- Bhabhar, Gujarat Location in Gujarat, India
- Coordinates: 24°04′19″N 71°35′21″E﻿ / ﻿24.0718371°N 71.5892314°E
- Country: India
- State: Gujarat
- District: Banaskantha
- Established: 1742
- Founded by: Thakor Hathiji of Kankrej

Government
- • Type: Municipality
- Time zone: UTC+5:30 (IST)

= Bhabhar, Gujarat =

Town in Gujarat state, India

Bhabhar is a town in the Vav-Tharad district of Gujarat, India.

==History==
Bhabhar, was held by Koli Thakor, has a history closely like that of the Kankrej estates.
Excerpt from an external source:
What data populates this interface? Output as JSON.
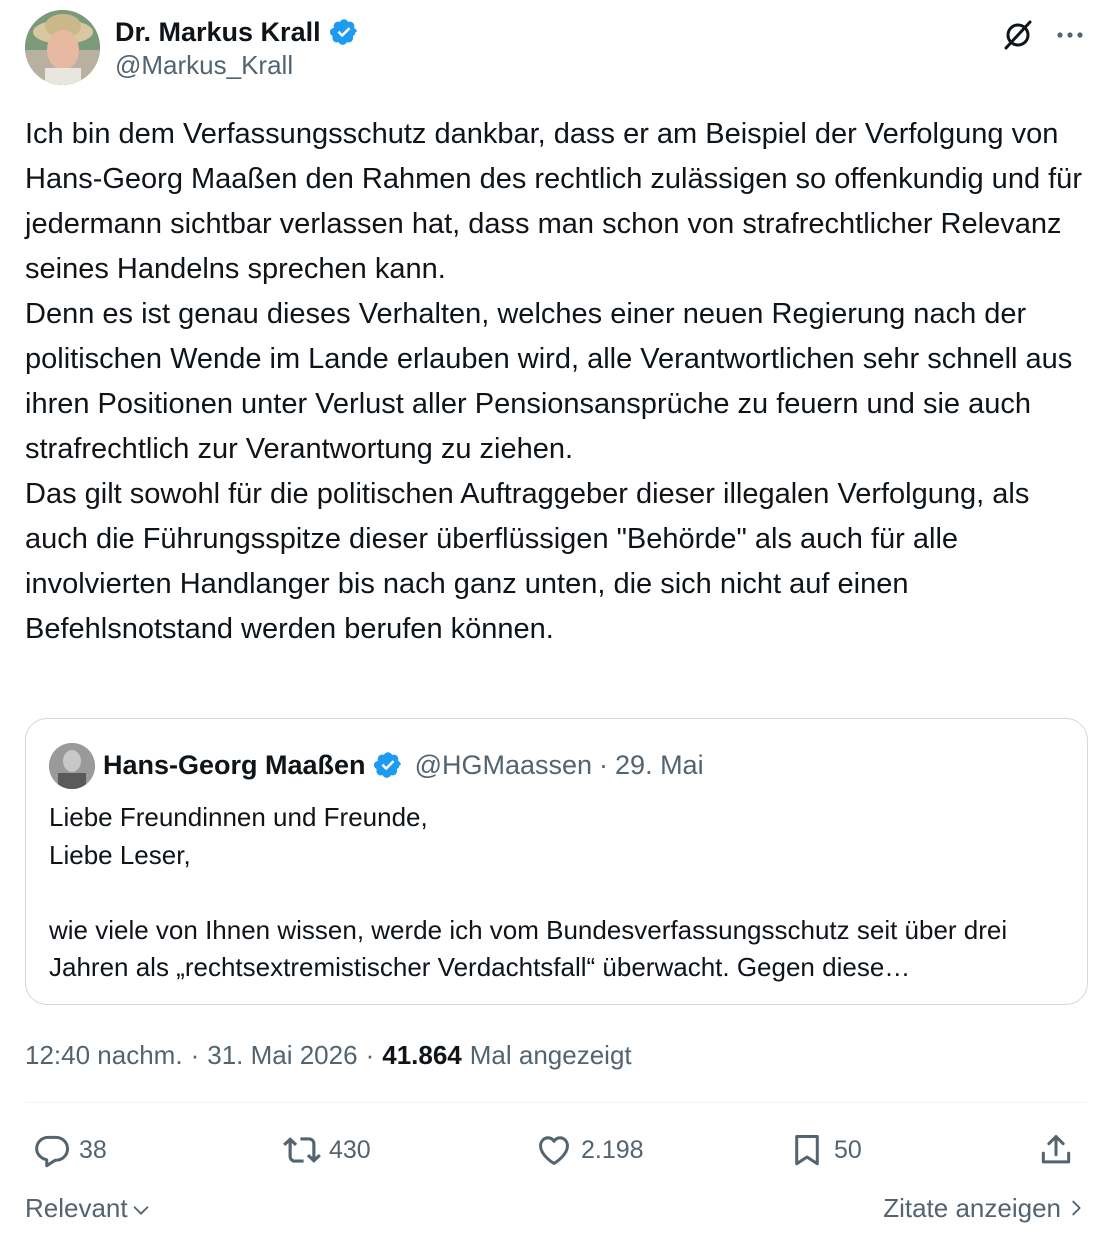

Originally part of the Tervada district, it was taken in farm by thakor Hathiji of Kankrej, who in 1742, took advantage of the prevailing anarchy, to establish the village of Bhabhar, and by degrees to gain possession of the deserted lands of Tervada. During British period, under two nominal chiefs, the village lands were parcelled among a large body of cadets, bhayad.

Bhabhar entered into agreements with the British Government in 1820. It was under Palanpur Agency of Bombay Presidency, which in 1925 became the Banas Kantha Agency. After Independence of India in 1947, Bombay Presidency was reorganized in Bombay State. When Gujarat state was formed in 1960 from Bombay State, it fell under Banaskantha district of Gujarat.